We built a schema discovery mechanism. Before generating any Cypher, the AI agent samples existing nodes for a given label and retrieves their property keys. The approach: query a sample of nodes (filtered to current state only), return the set of property keys. The LLM then sees something like: "POD has properties: name, namespace, status, nodeName, image..." and generates Cypher accordingly. Schema discovery runs on every query because the graph schema evolves as we add new resource types.

The agent architecture uses multiple specialized subagents that run concurrently during an investigation: one focuses on the infrastructure graph, another on code and deployment history, another on monitoring and alerting data. An orchestrator synthesizes findings into a root cause analysis. The graph-focused agent typically fires multiple Cypher queries per investigation, progressively narrowing from broad topology searches to precise temporal diffs.

Challenge #6: Cypher injection. When you let an LLM generate Cypher from user input, you're one prompt injection away from DETACH DELETE on your entire graph. Standard mitigations apply: input validation, query sandboxing, timeouts, and read-only transaction modes. If you're building text-to-Cypher, plan for this from day one.

What We'd Do Differently

Start with the time model. We bolted temporal support onto a static graph, and the migration pain was real. If we were starting over, the time chain would be day-one architecture.

Invest in delta pipelines earlier. Snapshot-based ingestion is fine for prototyping. It doesn't survive contact with a production Kubernetes cluster that churns 50 pods per hour.

Design for the query, not the data. The graph schema should be shaped by the questions you need to answer, not by the structure of the source APIs. We restructured our node properties three times before landing on a model that Cypher could query efficiently.

Don't underestimate the linking problem. Extracting resources is the easy part. Connecting them: across infrastructure layers, across universes, across time is where the real engineering lives. The code that creates and maintains relationships is more complex than all the extraction pipelines combined.

Why Neo4j

People ask why we chose Neo4j over PostgreSQL with recursive CTEs, or MongoDB with $graphLookup, or even a custom solution.

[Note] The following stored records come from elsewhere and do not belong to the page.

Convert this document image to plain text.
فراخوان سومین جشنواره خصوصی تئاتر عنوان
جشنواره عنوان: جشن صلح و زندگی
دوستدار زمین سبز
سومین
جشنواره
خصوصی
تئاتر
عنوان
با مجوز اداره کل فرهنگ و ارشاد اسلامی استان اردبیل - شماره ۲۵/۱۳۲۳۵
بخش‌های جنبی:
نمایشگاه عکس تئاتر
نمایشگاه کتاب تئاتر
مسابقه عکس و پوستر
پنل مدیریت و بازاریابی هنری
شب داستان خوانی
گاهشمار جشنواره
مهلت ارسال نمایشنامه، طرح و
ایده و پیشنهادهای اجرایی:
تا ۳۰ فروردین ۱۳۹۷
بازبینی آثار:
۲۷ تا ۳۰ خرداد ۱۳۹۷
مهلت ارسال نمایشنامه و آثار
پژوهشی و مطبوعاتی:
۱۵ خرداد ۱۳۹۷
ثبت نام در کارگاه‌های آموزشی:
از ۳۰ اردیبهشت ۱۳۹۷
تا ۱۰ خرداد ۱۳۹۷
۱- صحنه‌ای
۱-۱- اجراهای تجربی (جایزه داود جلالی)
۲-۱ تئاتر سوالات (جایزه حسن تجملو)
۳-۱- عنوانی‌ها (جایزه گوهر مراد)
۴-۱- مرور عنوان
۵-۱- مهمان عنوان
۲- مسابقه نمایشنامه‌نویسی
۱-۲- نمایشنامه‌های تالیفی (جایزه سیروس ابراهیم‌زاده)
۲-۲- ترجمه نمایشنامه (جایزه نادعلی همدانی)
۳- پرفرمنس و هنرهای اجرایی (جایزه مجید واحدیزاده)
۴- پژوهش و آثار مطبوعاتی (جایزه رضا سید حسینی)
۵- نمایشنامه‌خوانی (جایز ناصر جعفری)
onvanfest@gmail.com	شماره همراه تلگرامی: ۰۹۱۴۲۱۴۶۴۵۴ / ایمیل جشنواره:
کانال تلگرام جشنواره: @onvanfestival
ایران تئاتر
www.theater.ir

The honest answer: Cypher expressiveness. A 6-hop traversal spanning Kubernetes topology, AWS IAM chains, temporal versions, and Terraform state with filtering at each hop is 10 lines of Cypher. The equivalent SQL would be 100+ lines of recursive CTEs and temporal joins that no one would maintain.

The LAST node optimization, variable-length path queries, and the ability to add new resource types without schema migrations also aren't nice-to-haves.

And last but not least, the simple explanation: infrastructure (and your prod in general) is a graph, and time is a chain. Together, they give an AI agent the same thing a senior SRE has in their head: how everything connects, what changed, and what that change could have broken.